Faktor-faktor penyebab Kerajaan Makassar menjadi besar:
1. letaknya strategis, baik sekali untuk pelabuhan;
2. jatuhnya Malaka ke tangan Portugis yang menyebabkan pedagang Islam pindah ke Makassar.
Perkembangan
 Makassar menyebabkan VOC merasa tersaingi. Makassar tidak tunduk kepada
 VOC, bahkan Makassar membantu rakyat Maluku melawan VOC. Kondisi ini 
mendorong VOC untuk berkuasa di Makassar dengan menjalin kerja sama 
dengan Makassar, tetapi ditolak oleh Hasanuddin. Oleh karena itu, VOC 
menyerang Makassar dengan membantu Aru Palaka yang telah bermusuhan 
dengan Makassar. Akibatnya, benteng Borombong dan ibu kota Sombaopu 
jatuh ke tangan musuh, Hasanuddin ditangkap dan dipaksa menandatangani 
Perjanjian Bongaya (1667).
Isi Perjanjian Bongaya
1. VOC memperoleh hak monopoli di Makassar.
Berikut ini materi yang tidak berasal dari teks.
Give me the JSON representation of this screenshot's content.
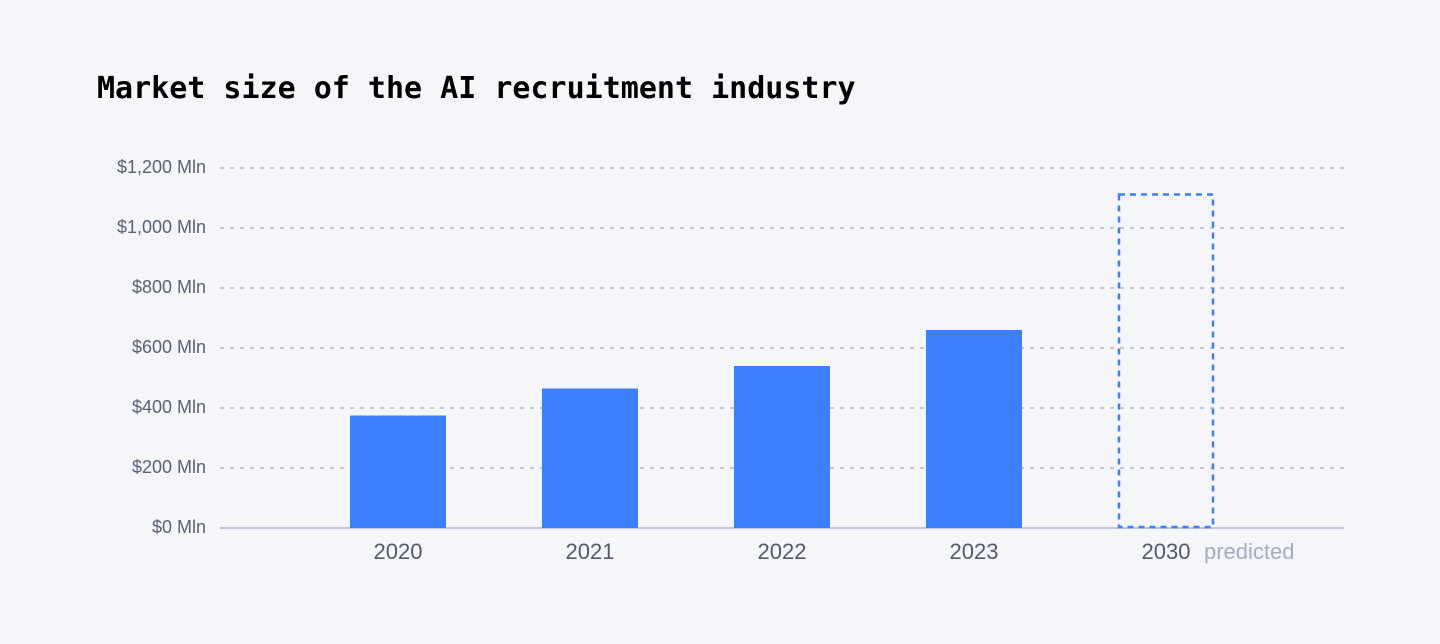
{
  "chart_data": {
    "type": "bar",
    "title": "Market size of the AI recruitment industry",
    "categories": [
      "2020",
      "2021",
      "2022",
      "2023",
      "2030"
    ],
    "values": [
      375,
      465,
      540,
      660,
      1115
    ],
    "bar_styles": [
      "solid",
      "solid",
      "solid",
      "solid",
      "dashed"
    ],
    "category_notes": [
      null,
      null,
      null,
      null,
      "predicted"
    ],
    "color": "#3d7fff",
    "ylim": [
      0,
      1200
    ],
    "yticks": [
      {
        "value": 0,
        "label": "$0 Mln"
      },
      {
        "value": 200,
        "label": "$200 Mln"
      },
      {
        "value": 400,
        "label": "$400 Mln"
      },
      {
        "value": 600,
        "label": "$600 Mln"
      },
      {
        "value": 800,
        "label": "$800 Mln"
      },
      {
        "value": 1000,
        "label": "$1,000 Mln"
      },
      {
        "value": 1200,
        "label": "$1,200 Mln"
      }
    ],
    "grid": true
  }
}
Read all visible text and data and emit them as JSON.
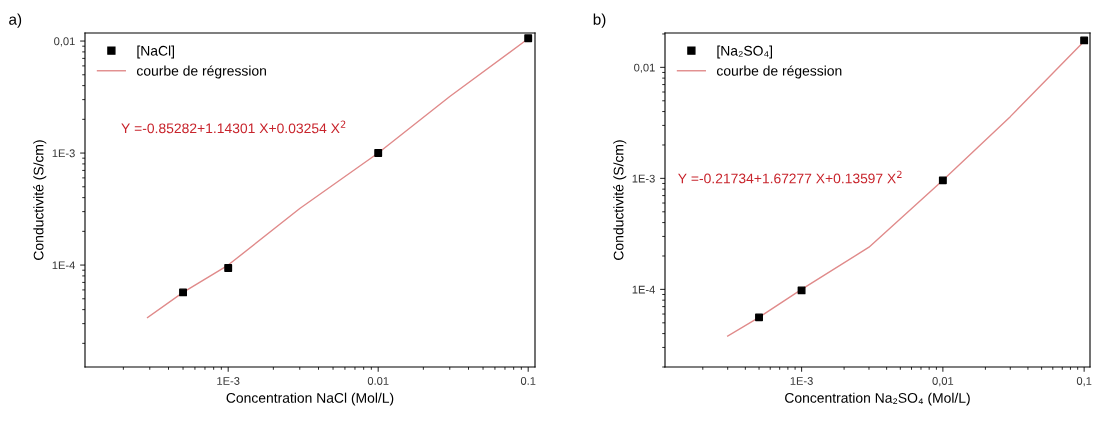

2. VOC diizinkan mendirikan benteng di Makassar.
3. Makassar harus melepaskan jajahan seperti Bone.
4. Semua bangsa asing diusir dari Makassar, kecuali VOC.
5. Kerajaan Makassar diperkecil hanya tinggal Gowa saja.
6. Makassar membayar semua utang perang.
7. Aru Palaka diakui sebagai Raja Bone.
Akibat 
kekalahannya, peranan Makassar sebagai penguasa pelayaran dan 
perdagangan berakhir. Sebaliknya, VOC memperoleh tempat yang strategis 
di Indonesia bagian timur. Rakyat Makassar yang tidak mau menerima 
Perjanjian Bongaya, seperti Kraeng Galesung dan Monte Merano, melarikan 
diri ke Mataram. Selanjutnya, untuk memperlemah Makassar, benteng 
Sombaopu dihancurkan oleh Speelman dan benteng Ujung Pandang dikuasai 
VOC diganti nama menjadi benteng Ford Roterdam.
Dalam bidang
 kebudayaan, Makassar sebagai kerajaan yang bersifat maritim sedikit 
meninggalkan hasil-hasil budaya. Peninggalan budaya Makassar yang 
menonjol adalah perahu pinisi, lambo, dan bercadik. Dalam bidang sastra,
 diperkirakan sudah lahir beberapa karya sastra. Hanya saja, karya-karya
 tersebut tidak sampai ke kita. Tetapi pada saat itu sudah ada sebuah 
buku tentang hukum laut dan perniagaan, yaitu Ade' Allopiloping 
Bicaranna Pabbalu'e dan naskah lontar karya Amanna Gappa.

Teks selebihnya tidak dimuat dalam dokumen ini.